ATTI UNICI CON INTERVALLO – PARTE VI

ATTI UNICI CON INTERVALLO – PARTE VI

 

Il vestito di Pollyanna.

Una storia quasi d’amore.

 

La storia che voglio raccontarvi risale a una decina di anni fa, quando le mie giornate si dividevano tra università, sala prove, e qualche lavoretto, che non bastava mai nemmeno a pagare gli studi.

Le giornate sembravano durare 36 ore, avevamo tutti un sacco di sogni e aspirazioni che non crollavano nemmeno di fronte all’evidenza che agli spettacoli venivano a vederci solo amici e parenti. Ad ogni modo, un’estate decidemmo di ampliare il nostro pubblico iscrivendoci ad un concorso all’interno di un festival di provincia abbastanza noto, almeno nei dintorni.

Dovevamo presentare uno spettacolo, un componimento originale di breve durata e  di genere a nostra scelta. Il tema era la notte. Mi sarebbe piaciuto molto analizzarne l’aspetto poetico ed emotivo, invece, la nostra regista di quei tempi aveva deciso per un approccio decisamente più demenziale.
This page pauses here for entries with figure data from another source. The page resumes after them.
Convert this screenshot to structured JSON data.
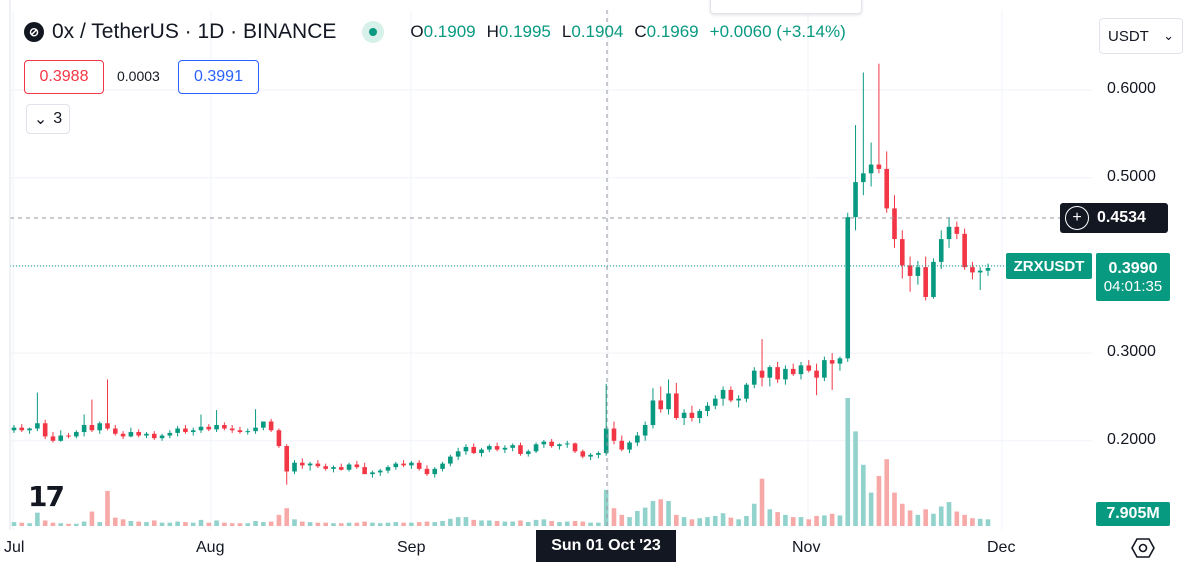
{
  "header": {
    "logo_icon": "0x-logo-icon",
    "title": "0x / TetherUS · 1D · BINANCE",
    "ohlc": {
      "open_label": "O",
      "open": "0.1909",
      "high_label": "H",
      "high": "0.1995",
      "low_label": "L",
      "low": "0.1904",
      "close_label": "C",
      "close": "0.1969",
      "change": "+0.0060 (+3.14%)"
    },
    "bid": "0.3988",
    "spread": "0.0003",
    "ask": "0.3991",
    "collapse_label": "3",
    "currency": "USDT"
  },
  "axis": {
    "price_ticks": [
      "0.6000",
      "0.5000",
      "0.3000",
      "0.2000"
    ],
    "time_ticks": [
      "Jul",
      "Aug",
      "Sep",
      "Nov",
      "Dec"
    ]
  },
  "crosshair": {
    "price": "0.4534",
    "date": "Sun 01 Oct '23"
  },
  "last": {
    "symbol": "ZRXUSDT",
    "price": "0.3990",
    "countdown": "04:01:35"
  },
  "volume_label": "7.905M",
  "colors": {
    "up": "#089981",
    "down": "#f23645",
    "up_vol": "#92d2cc",
    "down_vol": "#f7a9a7",
    "grid": "#f0f3fa"
  },
  "chart_data": {
    "type": "candlestick",
    "ylim": [
      0.1,
      0.65
    ],
    "candles": [
      [
        0.212,
        0.218,
        0.209,
        0.215
      ],
      [
        0.215,
        0.219,
        0.21,
        0.212
      ],
      [
        0.212,
        0.215,
        0.208,
        0.214
      ],
      [
        0.214,
        0.255,
        0.211,
        0.22
      ],
      [
        0.22,
        0.224,
        0.202,
        0.205
      ],
      [
        0.205,
        0.21,
        0.198,
        0.2
      ],
      [
        0.2,
        0.212,
        0.199,
        0.206
      ],
      [
        0.206,
        0.209,
        0.203,
        0.205
      ],
      [
        0.205,
        0.212,
        0.203,
        0.21
      ],
      [
        0.21,
        0.23,
        0.205,
        0.218
      ],
      [
        0.218,
        0.247,
        0.21,
        0.212
      ],
      [
        0.212,
        0.222,
        0.208,
        0.22
      ],
      [
        0.22,
        0.27,
        0.212,
        0.214
      ],
      [
        0.214,
        0.218,
        0.206,
        0.208
      ],
      [
        0.208,
        0.211,
        0.202,
        0.205
      ],
      [
        0.205,
        0.215,
        0.204,
        0.21
      ],
      [
        0.21,
        0.213,
        0.204,
        0.206
      ],
      [
        0.206,
        0.21,
        0.203,
        0.208
      ],
      [
        0.208,
        0.211,
        0.201,
        0.203
      ],
      [
        0.203,
        0.208,
        0.2,
        0.206
      ],
      [
        0.206,
        0.212,
        0.203,
        0.209
      ],
      [
        0.209,
        0.217,
        0.205,
        0.214
      ],
      [
        0.214,
        0.218,
        0.208,
        0.21
      ],
      [
        0.21,
        0.215,
        0.206,
        0.212
      ],
      [
        0.212,
        0.23,
        0.209,
        0.216
      ],
      [
        0.216,
        0.219,
        0.211,
        0.213
      ],
      [
        0.213,
        0.235,
        0.21,
        0.218
      ],
      [
        0.218,
        0.221,
        0.212,
        0.214
      ],
      [
        0.214,
        0.218,
        0.209,
        0.212
      ],
      [
        0.212,
        0.216,
        0.208,
        0.21
      ],
      [
        0.21,
        0.214,
        0.207,
        0.211
      ],
      [
        0.211,
        0.236,
        0.208,
        0.215
      ],
      [
        0.215,
        0.22,
        0.212,
        0.222
      ],
      [
        0.222,
        0.225,
        0.21,
        0.212
      ],
      [
        0.212,
        0.214,
        0.192,
        0.194
      ],
      [
        0.194,
        0.196,
        0.15,
        0.165
      ],
      [
        0.165,
        0.178,
        0.162,
        0.175
      ],
      [
        0.175,
        0.18,
        0.168,
        0.172
      ],
      [
        0.172,
        0.176,
        0.166,
        0.174
      ],
      [
        0.174,
        0.178,
        0.169,
        0.171
      ],
      [
        0.171,
        0.174,
        0.166,
        0.168
      ],
      [
        0.168,
        0.172,
        0.164,
        0.17
      ],
      [
        0.17,
        0.174,
        0.166,
        0.167
      ],
      [
        0.167,
        0.175,
        0.165,
        0.173
      ],
      [
        0.173,
        0.177,
        0.168,
        0.17
      ],
      [
        0.17,
        0.175,
        0.162,
        0.162
      ],
      [
        0.162,
        0.166,
        0.158,
        0.164
      ],
      [
        0.164,
        0.168,
        0.16,
        0.166
      ],
      [
        0.166,
        0.172,
        0.163,
        0.17
      ],
      [
        0.17,
        0.176,
        0.167,
        0.174
      ],
      [
        0.174,
        0.178,
        0.17,
        0.172
      ],
      [
        0.172,
        0.177,
        0.168,
        0.175
      ],
      [
        0.175,
        0.178,
        0.166,
        0.168
      ],
      [
        0.168,
        0.172,
        0.16,
        0.162
      ],
      [
        0.162,
        0.17,
        0.158,
        0.168
      ],
      [
        0.168,
        0.176,
        0.165,
        0.174
      ],
      [
        0.174,
        0.184,
        0.171,
        0.182
      ],
      [
        0.182,
        0.192,
        0.178,
        0.188
      ],
      [
        0.188,
        0.196,
        0.184,
        0.193
      ],
      [
        0.193,
        0.197,
        0.185,
        0.186
      ],
      [
        0.186,
        0.192,
        0.182,
        0.19
      ],
      [
        0.19,
        0.196,
        0.187,
        0.194
      ],
      [
        0.194,
        0.198,
        0.188,
        0.19
      ],
      [
        0.19,
        0.195,
        0.186,
        0.192
      ],
      [
        0.192,
        0.197,
        0.188,
        0.195
      ],
      [
        0.195,
        0.198,
        0.183,
        0.185
      ],
      [
        0.185,
        0.19,
        0.182,
        0.188
      ],
      [
        0.188,
        0.198,
        0.186,
        0.196
      ],
      [
        0.196,
        0.201,
        0.192,
        0.199
      ],
      [
        0.199,
        0.202,
        0.192,
        0.194
      ],
      [
        0.194,
        0.197,
        0.19,
        0.196
      ],
      [
        0.196,
        0.2,
        0.192,
        0.197
      ],
      [
        0.197,
        0.198,
        0.186,
        0.188
      ],
      [
        0.188,
        0.19,
        0.18,
        0.182
      ],
      [
        0.182,
        0.186,
        0.178,
        0.184
      ],
      [
        0.184,
        0.188,
        0.18,
        0.186
      ],
      [
        0.186,
        0.265,
        0.183,
        0.214
      ],
      [
        0.214,
        0.222,
        0.196,
        0.2
      ],
      [
        0.2,
        0.206,
        0.188,
        0.19
      ],
      [
        0.19,
        0.2,
        0.186,
        0.198
      ],
      [
        0.198,
        0.21,
        0.194,
        0.206
      ],
      [
        0.206,
        0.222,
        0.2,
        0.218
      ],
      [
        0.218,
        0.26,
        0.214,
        0.246
      ],
      [
        0.246,
        0.262,
        0.232,
        0.236
      ],
      [
        0.236,
        0.27,
        0.23,
        0.254
      ],
      [
        0.254,
        0.266,
        0.224,
        0.226
      ],
      [
        0.226,
        0.236,
        0.218,
        0.232
      ],
      [
        0.232,
        0.24,
        0.222,
        0.226
      ],
      [
        0.226,
        0.236,
        0.22,
        0.234
      ],
      [
        0.234,
        0.244,
        0.228,
        0.24
      ],
      [
        0.24,
        0.252,
        0.236,
        0.248
      ],
      [
        0.248,
        0.262,
        0.24,
        0.258
      ],
      [
        0.258,
        0.262,
        0.244,
        0.246
      ],
      [
        0.246,
        0.252,
        0.238,
        0.248
      ],
      [
        0.248,
        0.266,
        0.244,
        0.264
      ],
      [
        0.264,
        0.284,
        0.26,
        0.28
      ],
      [
        0.28,
        0.316,
        0.262,
        0.272
      ],
      [
        0.272,
        0.286,
        0.262,
        0.284
      ],
      [
        0.284,
        0.29,
        0.266,
        0.27
      ],
      [
        0.27,
        0.286,
        0.264,
        0.282
      ],
      [
        0.282,
        0.288,
        0.274,
        0.276
      ],
      [
        0.276,
        0.29,
        0.27,
        0.286
      ],
      [
        0.286,
        0.292,
        0.278,
        0.28
      ],
      [
        0.28,
        0.288,
        0.252,
        0.272
      ],
      [
        0.272,
        0.296,
        0.268,
        0.292
      ],
      [
        0.292,
        0.3,
        0.258,
        0.288
      ],
      [
        0.288,
        0.296,
        0.28,
        0.294
      ],
      [
        0.294,
        0.46,
        0.29,
        0.455
      ],
      [
        0.455,
        0.56,
        0.44,
        0.495
      ],
      [
        0.495,
        0.62,
        0.48,
        0.505
      ],
      [
        0.505,
        0.54,
        0.49,
        0.515
      ],
      [
        0.515,
        0.63,
        0.505,
        0.51
      ],
      [
        0.51,
        0.53,
        0.46,
        0.465
      ],
      [
        0.465,
        0.48,
        0.42,
        0.43
      ],
      [
        0.43,
        0.44,
        0.385,
        0.4
      ],
      [
        0.4,
        0.41,
        0.37,
        0.388
      ],
      [
        0.388,
        0.405,
        0.378,
        0.398
      ],
      [
        0.398,
        0.41,
        0.36,
        0.364
      ],
      [
        0.364,
        0.408,
        0.362,
        0.404
      ],
      [
        0.404,
        0.44,
        0.396,
        0.43
      ],
      [
        0.43,
        0.455,
        0.42,
        0.444
      ],
      [
        0.444,
        0.45,
        0.43,
        0.436
      ],
      [
        0.436,
        0.442,
        0.395,
        0.398
      ],
      [
        0.398,
        0.404,
        0.384,
        0.392
      ],
      [
        0.392,
        0.398,
        0.372,
        0.394
      ],
      [
        0.394,
        0.402,
        0.388,
        0.397
      ]
    ],
    "volumes": [
      0.7,
      0.6,
      0.5,
      2.4,
      1.0,
      0.6,
      0.5,
      0.4,
      0.4,
      0.8,
      2.6,
      0.7,
      6.3,
      1.5,
      1.2,
      0.9,
      0.8,
      0.7,
      1.0,
      0.6,
      0.6,
      0.8,
      0.7,
      0.6,
      1.1,
      0.6,
      1.0,
      0.6,
      0.5,
      0.5,
      0.5,
      0.9,
      0.7,
      0.8,
      2.0,
      3.2,
      1.2,
      0.8,
      0.7,
      0.6,
      0.6,
      0.5,
      0.5,
      0.6,
      0.6,
      0.8,
      0.6,
      0.5,
      0.6,
      0.7,
      0.6,
      0.6,
      0.7,
      0.8,
      0.7,
      0.9,
      1.3,
      1.6,
      1.6,
      1.1,
      1.0,
      1.0,
      0.9,
      0.8,
      0.8,
      1.0,
      0.7,
      1.1,
      1.2,
      0.9,
      0.7,
      0.8,
      0.9,
      0.8,
      0.6,
      0.6,
      6.5,
      3.2,
      2.0,
      1.6,
      2.7,
      3.3,
      4.5,
      4.8,
      4.5,
      2.0,
      1.6,
      1.2,
      1.4,
      1.6,
      1.8,
      2.3,
      1.5,
      1.2,
      1.8,
      4.0,
      8.5,
      3.0,
      2.5,
      2.0,
      1.6,
      1.6,
      1.2,
      1.8,
      1.9,
      2.2,
      1.9,
      23,
      17,
      11,
      6,
      9,
      12,
      6,
      4,
      2.8,
      2,
      3,
      2.2,
      3.5,
      4.3,
      2.6,
      2,
      1.4,
      1.3,
      1.2
    ]
  }
}
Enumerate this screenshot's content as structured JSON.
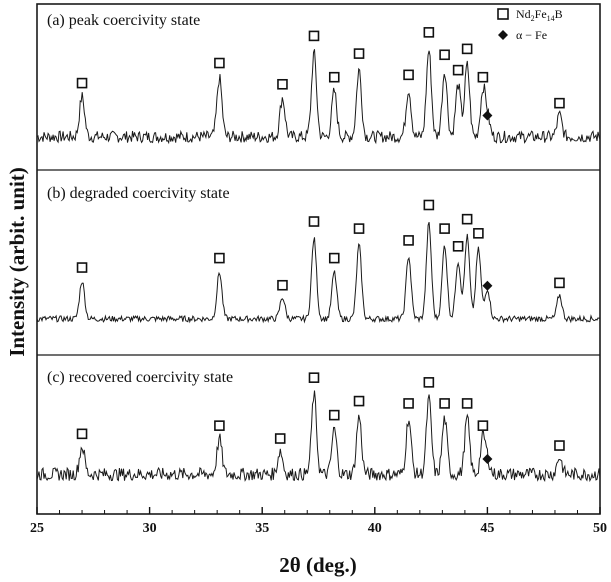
{
  "chart_data": {
    "type": "line",
    "xlabel": "2θ (deg.)",
    "ylabel": "Intensity (arbit. unit)",
    "xlim": [
      25,
      50
    ],
    "x_ticks": [
      "25",
      "30",
      "35",
      "40",
      "45",
      "50"
    ],
    "legend": {
      "placement": "top-right",
      "entries": [
        {
          "marker": "open-square",
          "label": "Nd2Fe14B",
          "label_main": "Nd",
          "sub1": "2",
          "mid": "Fe",
          "sub2": "14",
          "tail": "B"
        },
        {
          "marker": "filled-diamond",
          "label": "α − Fe"
        }
      ]
    },
    "panels": [
      {
        "label": "(a) peak coercivity state",
        "baseline": 0.18,
        "noise": 0.05,
        "peaks": [
          {
            "x": 27.0,
            "y": 0.55,
            "phase": "Nd2Fe14B"
          },
          {
            "x": 33.1,
            "y": 0.72,
            "phase": "Nd2Fe14B"
          },
          {
            "x": 35.9,
            "y": 0.54,
            "phase": "Nd2Fe14B"
          },
          {
            "x": 37.3,
            "y": 0.95,
            "phase": "Nd2Fe14B"
          },
          {
            "x": 38.2,
            "y": 0.6,
            "phase": "Nd2Fe14B"
          },
          {
            "x": 39.3,
            "y": 0.8,
            "phase": "Nd2Fe14B"
          },
          {
            "x": 41.5,
            "y": 0.62,
            "phase": "Nd2Fe14B"
          },
          {
            "x": 42.4,
            "y": 0.98,
            "phase": "Nd2Fe14B"
          },
          {
            "x": 43.1,
            "y": 0.79,
            "phase": "Nd2Fe14B"
          },
          {
            "x": 43.7,
            "y": 0.66,
            "phase": "Nd2Fe14B"
          },
          {
            "x": 44.1,
            "y": 0.84,
            "phase": "Nd2Fe14B"
          },
          {
            "x": 44.8,
            "y": 0.6,
            "phase": "Nd2Fe14B"
          },
          {
            "x": 45.0,
            "y": 0.36,
            "phase": "α-Fe"
          },
          {
            "x": 48.2,
            "y": 0.38,
            "phase": "Nd2Fe14B"
          }
        ]
      },
      {
        "label": "(b) degraded coercivity state",
        "baseline": 0.12,
        "noise": 0.025,
        "peaks": [
          {
            "x": 27.0,
            "y": 0.47,
            "phase": "Nd2Fe14B"
          },
          {
            "x": 33.1,
            "y": 0.55,
            "phase": "Nd2Fe14B"
          },
          {
            "x": 35.9,
            "y": 0.32,
            "phase": "Nd2Fe14B"
          },
          {
            "x": 37.3,
            "y": 0.86,
            "phase": "Nd2Fe14B"
          },
          {
            "x": 38.2,
            "y": 0.55,
            "phase": "Nd2Fe14B"
          },
          {
            "x": 39.3,
            "y": 0.8,
            "phase": "Nd2Fe14B"
          },
          {
            "x": 41.5,
            "y": 0.7,
            "phase": "Nd2Fe14B"
          },
          {
            "x": 42.4,
            "y": 1.0,
            "phase": "Nd2Fe14B"
          },
          {
            "x": 43.1,
            "y": 0.8,
            "phase": "Nd2Fe14B"
          },
          {
            "x": 43.7,
            "y": 0.65,
            "phase": "Nd2Fe14B"
          },
          {
            "x": 44.1,
            "y": 0.88,
            "phase": "Nd2Fe14B"
          },
          {
            "x": 44.6,
            "y": 0.76,
            "phase": "Nd2Fe14B"
          },
          {
            "x": 45.0,
            "y": 0.4,
            "phase": "α-Fe"
          },
          {
            "x": 48.2,
            "y": 0.34,
            "phase": "Nd2Fe14B"
          }
        ]
      },
      {
        "label": "(c) recovered coercivity state",
        "baseline": 0.22,
        "noise": 0.055,
        "peaks": [
          {
            "x": 27.0,
            "y": 0.48,
            "phase": "Nd2Fe14B"
          },
          {
            "x": 33.1,
            "y": 0.55,
            "phase": "Nd2Fe14B"
          },
          {
            "x": 35.8,
            "y": 0.44,
            "phase": "Nd2Fe14B"
          },
          {
            "x": 37.3,
            "y": 0.96,
            "phase": "Nd2Fe14B"
          },
          {
            "x": 38.2,
            "y": 0.64,
            "phase": "Nd2Fe14B"
          },
          {
            "x": 39.3,
            "y": 0.76,
            "phase": "Nd2Fe14B"
          },
          {
            "x": 41.5,
            "y": 0.74,
            "phase": "Nd2Fe14B"
          },
          {
            "x": 42.4,
            "y": 0.92,
            "phase": "Nd2Fe14B"
          },
          {
            "x": 43.1,
            "y": 0.74,
            "phase": "Nd2Fe14B"
          },
          {
            "x": 44.1,
            "y": 0.74,
            "phase": "Nd2Fe14B"
          },
          {
            "x": 44.8,
            "y": 0.55,
            "phase": "Nd2Fe14B"
          },
          {
            "x": 45.0,
            "y": 0.35,
            "phase": "α-Fe"
          },
          {
            "x": 48.2,
            "y": 0.38,
            "phase": "Nd2Fe14B"
          }
        ]
      }
    ]
  },
  "colors": {
    "line": "#1a1a1a",
    "frame": "#1a1a1a",
    "background": "#ffffff"
  }
}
Dovevamo interpretare una banda di rapinatori abbastanza scalcagnata, che ogni sera decide di effettuare una rapina, ma ogni volta il tentativo fallisce prima ancora di iniziare.  Il risultato finale, lo ammetto, era piuttosto divertente, ma la più grande delusione la ebbi il giorno in cui ci vennero consegnati i costumi di scena.

Mentre i miei compagni se la cavarono con tutine nere più o meno aderenti, io essendo una ladra piuttosto svampita, dovetti indossare un vestito giallo con un enorme fiocco a che mi fece guadagnare negli anni a venire il soprannome, talvolta ancora in voga, di Pollyanna.

Venne il giorno del debutto, era un caldo pomeriggio di giugno, e noi, insieme ad altri aspiranti attori ci trovavamo nel retroscena di un piccolo teatro di periferia a ultimare i preparativi e ripassare le battute. Convinti di poter dominare l’ansia verificando la memoria, scoprivamo solo che essa diminuiva man mano che si avvicinava l’ora di andare in scena.

Fu in quel contesto che lo vidi.

Se io sembravo Pollyanna, lui sembrava uno dei muratori che lavoravano nel cantiere accanto al teatro.

Però era bellissimo, o almeno a me sembrava.

Il suo gruppo si esibiva poco prima di noi. Avevano ideato una storia di gangster e malavita, uno spettacolo dalle tinte noir, che riusciva a strappare anche qualche risata.

Lo fissai per tutta la durata delle prove distraendomi solo di tanto in tanto per guardare con invidia Giusy, che indossava un abitino succinto, tacchi alti, perfetti per interpretare il ruolo da “Femme fatale”, che come al solito le era stato assegnato. Come avrei mai potuto reggere il confronto? Invece la vita a volte è imprevedibile, così finita la nostra esibizione, prima ancora che potessi raggiungere i camerini per togliermi l’odiato travestimento, lui mi fermò per farmi i complimenti, scoprimmo di avere molte cose in comune, e ci promettemmo appuntamenti futuri.

Ora, se questa fosse una storia d’amore, intendo senza il quasi, dovrei finirla qui.

Senza nemmeno dirvi come ci qualificammo a quel concorso che solo il giorno prima mi sembrava di vitale importanza. La verità è che per pochissimi punti non riuscimmo nemmeno a qualificarci tra i finalisti. Ovviamente ci rimanemmo male, ma direi una bugia, se non dicessi che quell’estate di dieci anni fa, io ero felice.

Felicità che persistette per tutta la durata delle vacanze, che a quei tempi iniziavano a giugno e finivano a settembre. Finché un giorno, da poco ritornata dal mare, venni a sapere che il mio gangster – muratore si era trasferito in un’altra città, ovviamente lontana, in cerca di maggior fortuna.

Noi, invece, continuammo a cercarla lì, la fortuna, nella nostra tanto amata e odiata provincia in cui eravamo cresciuti, tra un esame in meno da dare e uno spettacolo da mostrare ad amici e genitori.

Quando arrivò di nuovo l’estate, però, ci sembrò quasi doveroso, partecipare alla nuova edizione del concorso, e questa volta arrivammo primi, con i complimenti della giuria.

Malgrado tutto, anche noi, ci prendevamo le nostre soddisfazioni.